La mafia di Venezia controllava i traffici turistici al Tronchetto
Il controllo dei traffici turistici a Venezia? Un affare anche mafioso. Ma una mafia molto locale, dicono oggi giudici e Pm, con i crismi della mala che applicava un regime ferreo a fronte del quale chi sgarrava subiva pesanti conseguenze. Lo afferma con un verdetto choc la Corte d’Appello di Venezia che di recente ha condannato 15 imputati che avevano scelto il rito abbreviato, con in prima fila l’imprenditore Loris Trabujo cui sono stati inflitti 20 anni di carcere – in primo grado erano stati 12 – per essere stato al vertice di un sistema che con intimidazioni, rapine e il controllo del territorio, in particolare sulla laguna veneta, incuteva paura a molti operatori del settore turistico, che come è risaputo frutta una valanga di milioni di euro annui e che per non avere problemi pagavano “il pizzo”.
E che il turismo alimentasse un vortice di affari in odore di mafia lo sottolinea anche il Pm antimafia Giovanni Zorzi che al termine della lunga requisitoria suddivisa in più udienze ha chiesto quasi 500 anni di carcere per 52 imputati che non hanno scelto il rito alternativo (e dunque si trovano ancora in primo grado) a differenza di Trabujio e altri 11 imputati che faranno ricorso per Cassazione dopo avere incassato pena complessive per 70 anni di reclusione, e che a breve (potrebbe essere anche oggi visto che il collegio è in camera di consiglio dalle 11 di sabato scorso) conosceranno il verdetto che sarà letto dal presidente del tribunale Stefano Manduzio. Era dai tempi di Felice Maniero che la parola mafia non riecheggiava nelle aule di giustizia di Venezia per azioni criminali avvenute nella perla dell’Adriatico per quella che è definita la “mafia del Tronchetto” alimentata dai mestrini. Il Tronchetto è l’isola artificiale che nel corso dei decenni si è sviluppata a Venezia e dove trovano spazio molti servizi a sostegno del gigantesco flusso di turisti che ogni giorno prendono d’assalto la città serenissima riversando una marea di denaro. A guidare il sodalizio, sostiene la Procura antimafia, era il gruppo criminale appunto dei “mestrini” guidato oltre che da Trabujo, anche da Gilberto Boatto e Paolo Pattarello, i quali tramite i loro difensori contestano su tutta la linea le conclusioni accusatorie.

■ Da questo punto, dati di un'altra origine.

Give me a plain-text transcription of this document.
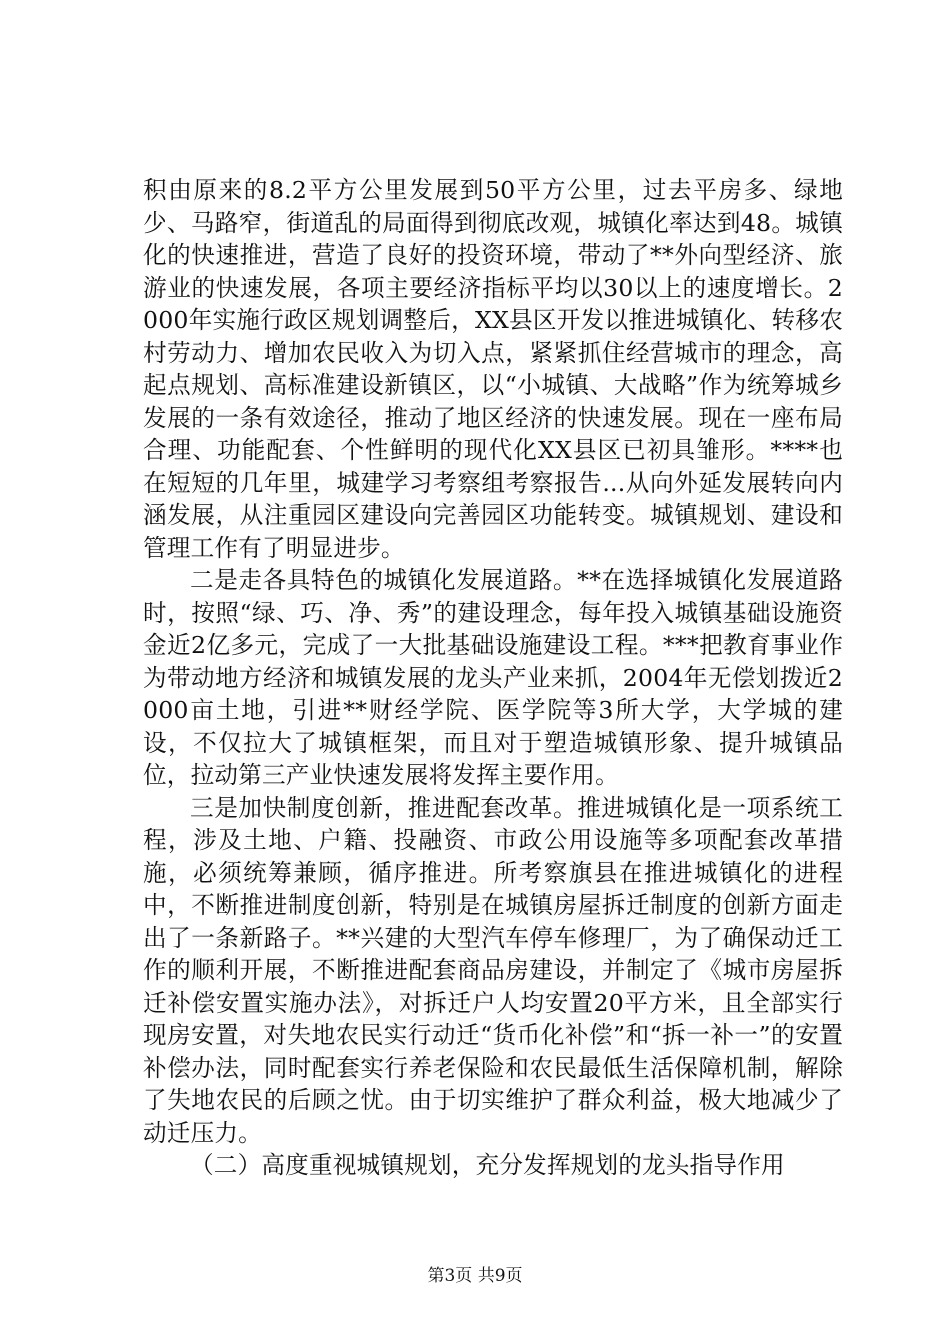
积由原来的8.2平方公里发展到50平方公里，过去平房多、绿地少、马路窄，街道乱的局面得到彻底改观，城镇化率达到48。城镇化的快速推进，营造了良好的投资环境，带动了**外向型经济、旅游业的快速发展，各项主要经济指标平均以30以上的速度增长。2000年实施行政区规划调整后，XX县区开发以推进城镇化、转移农村劳动力、增加农民收入为切入点，紧紧抓住经营城市的理念，高起点规划、高标准建设新镇区，以“小城镇、大战略”作为统筹城乡发展的一条有效途径，推动了地区经济的快速发展。现在一座布局合理、功能配套、个性鲜明的现代化XX县区已初具雏形。****也在短短的几年里，城建学习考察组考察报告...从向外延发展转向内涵发展，从注重园区建设向完善园区功能转变。城镇规划、建设和管理工作有了明显进步。

二是走各具特色的城镇化发展道路。**在选择城镇化发展道路时，按照“绿、巧、净、秀”的建设理念，每年投入城镇基础设施资金近2亿多元，完成了一大批基础设施建设工程。***把教育事业作为带动地方经济和城镇发展的龙头产业来抓，2004年无偿划拨近2000亩土地，引进**财经学院、医学院等3所大学，大学城的建设，不仅拉大了城镇框架，而且对于塑造城镇形象、提升城镇品位，拉动第三产业快速发展将发挥主要作用。

三是加快制度创新，推进配套改革。推进城镇化是一项系统工程，涉及土地、户籍、投融资、市政公用设施等多项配套改革措施，必须统筹兼顾，循序推进。所考察旗县在推进城镇化的进程中，不断推进制度创新，特别是在城镇房屋拆迁制度的创新方面走出了一条新路子。**兴建的大型汽车停车修理厂，为了确保动迁工作的顺利开展，不断推进配套商品房建设，并制定了《城市房屋拆迁补偿安置实施办法》，对拆迁户人均安置20平方米，且全部实行现房安置，对失地农民实行动迁“货币化补偿”和“拆一补一”的安置补偿办法，同时配套实行养老保险和农民最低生活保障机制，解除了失地农民的后顾之忧。由于切实维护了群众利益，极大地减少了动迁压力。

（二）高度重视城镇规划，充分发挥规划的龙头指导作用

第3页 共9页
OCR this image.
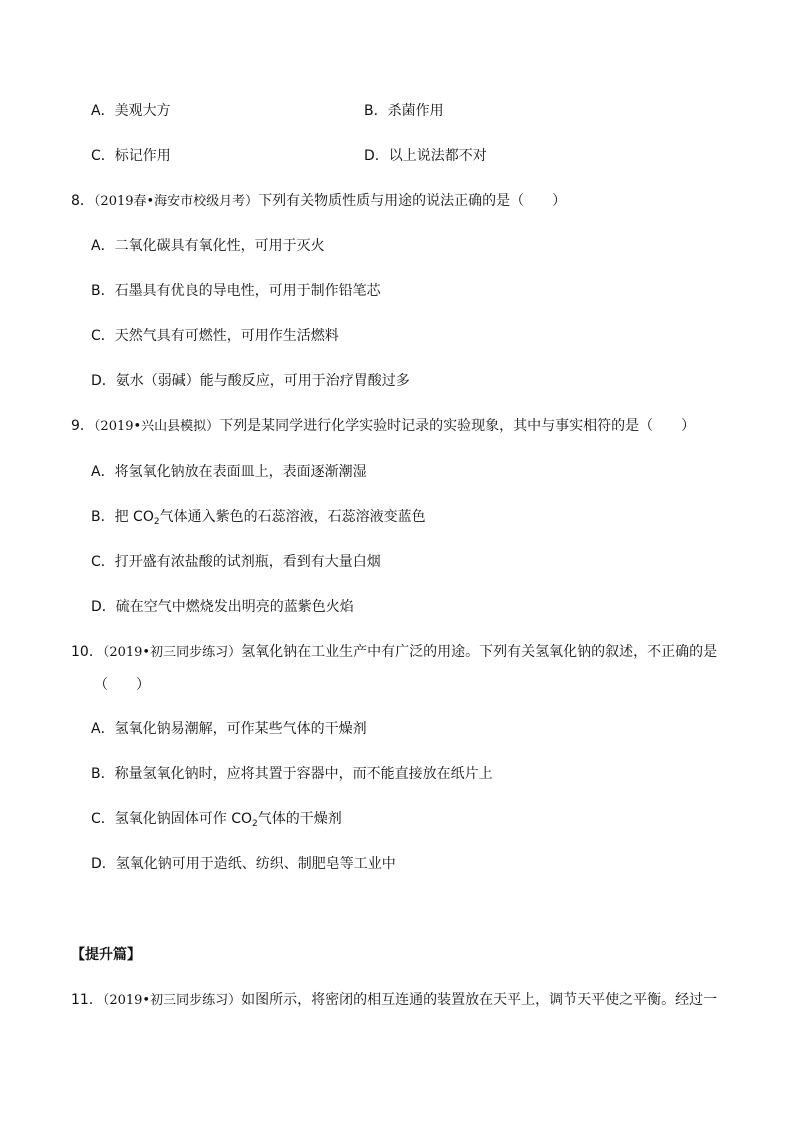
A．美观大方	B．杀菌作用
C．标记作用	D．以上说法都不对
8．（2019春•海安市校级月考）下列有关物质性质与用途的说法正确的是（　　）
A．二氧化碳具有氧化性，可用于灭火
B．石墨具有优良的导电性，可用于制作铅笔芯
C．天然气具有可燃性，可用作生活燃料
D．氨水（弱碱）能与酸反应，可用于治疗胃酸过多
9．（2019•兴山县模拟）下列是某同学进行化学实验时记录的实验现象，其中与事实相符的是（　　）
A．将氢氧化钠放在表面皿上，表面逐渐潮湿
B．把 $CO_2$气体通入紫色的石蕊溶液，石蕊溶液变蓝色
C．打开盛有浓盐酸的试剂瓶，看到有大量白烟
D．硫在空气中燃烧发出明亮的蓝紫色火焰
10．（2019•初三同步练习）氢氧化钠在工业生产中有广泛的用途。下列有关氢氧化钠的叙述，不正确的是
（　　）
A．氢氧化钠易潮解，可作某些气体的干燥剂
B．称量氢氧化钠时，应将其置于容器中，而不能直接放在纸片上
C．氢氧化钠固体可作 $CO_2$气体的干燥剂
D．氢氧化钠可用于造纸、纺织、制肥皂等工业中
【提升篇】
11．（2019•初三同步练习）如图所示，将密闭的相互连通的装置放在天平上，调节天平使之平衡。经过一
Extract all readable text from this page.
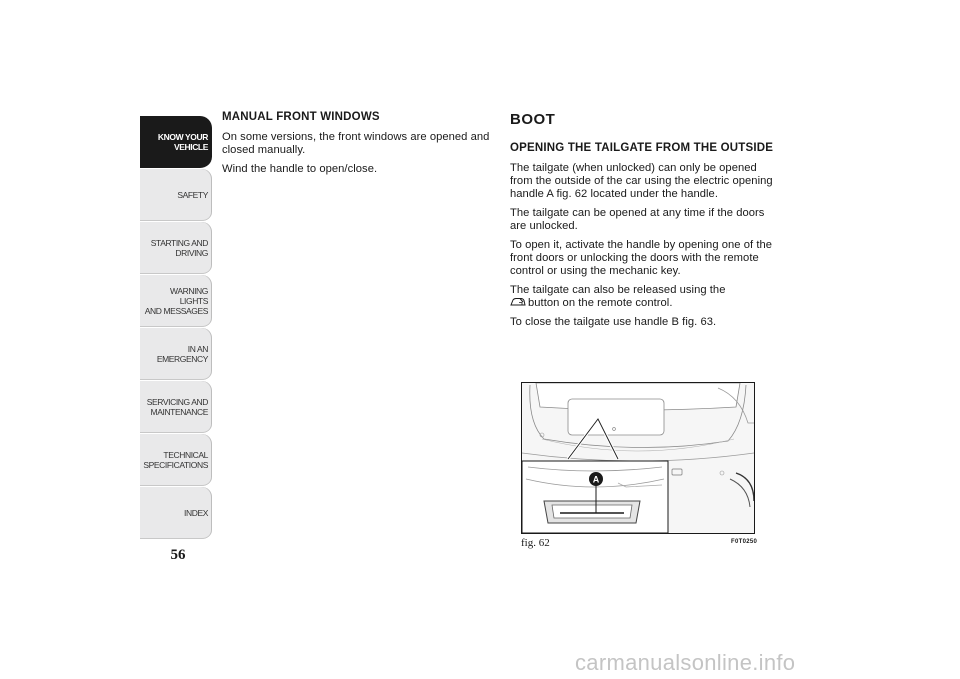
KNOW YOUR
VEHICLE
SAFETY
STARTING AND
DRIVING
WARNING LIGHTS
AND MESSAGES
IN AN EMERGENCY
SERVICING AND
MAINTENANCE
TECHNICAL
SPECIFICATIONS
INDEX
56
MANUAL FRONT WINDOWS

On some versions, the front windows are opened and closed manually.

Wind the handle to open/close.

BOOT
OPENING THE TAILGATE FROM THE OUTSIDE

The tailgate (when unlocked) can only be opened from the outside of the car using the electric opening handle A fig. 62 located under the handle.

The tailgate can be opened at any time if the doors are unlocked.

To open it, activate the handle by opening one of the front doors or unlocking the doors with the remote control or using the mechanic key.

The tailgate can also be released using the
button on the remote control.

To close the tailgate use handle B fig. 63.

A
fig. 62	F0T0250
carmanualsonline.info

Dei 52 imputati a 18 è contestato il concorso esterno in associazione mafiosa, e tra di essi ci sono anche la compagna di Trabujio, Sara Battagliarin per la quale il Pm Zorzi ha sollecitato 9 anni di reclusione e l’ex avvocata padovana Evita Della Riccia, indicata dal magistrato inquirente come organica al gruppo mafioso perché grazie al suo ruolo istituzionale sarebbe stata il collegamento con i presunti boss quando si trovavano in carcere. Circostanza, questa, che la dott. Della Riccia respinge con forza e chiede al collegio l’assoluzione per non avere commesso il fatto. “Da anni vivo un incubo che non merito perché ho sempre svolto la mia attività di avvocato senza tradire la legge”, ha sempre detto l’ex penalista che nel verdetto cerca la riabilitazione. Il suo coinvolgimento nell’inchiesta aveva destato scalpore a suo tempo vista la notorietà della professionista. Nel corso del lungo dibattimento le difese hanno sparato anche a palle incatenate contro la Procura della Repubblica accusando gli inquirenti di avere lasciato consumare i reati, cui il Pm Zorzi ha replicato con forza: “E’ stato realizzato un miracolo di equilibrio tra la necessità di prevenzione e quella della repressione. Non è corretto dire che hanno indotto la presenza di un’associazione che non esisteva”. Fatto sta che dal dibattimento, secondo gli inquirenti, è emerso in maniera nitido quel disegno mafioso che sarebbe stato coltivato da Trabujo con Boatto e Pattarello che in passato avevano lavorato anche in stretto contatto con Maniero. Se passasse quello che per le difese è un mero teorema, ma che ha già trovato conferma in Corte d’Appello a metà giugno, ci sarebbe la riprova che sullo sfondo di Venezia a lungo hanno proliferato attività economiche inquinate dal crimine organizzato che con le estorsioni sistematiche avrebbe fissato regole mafiose. Una verità che a Venezia nessuno vuoile sentrire ripetere.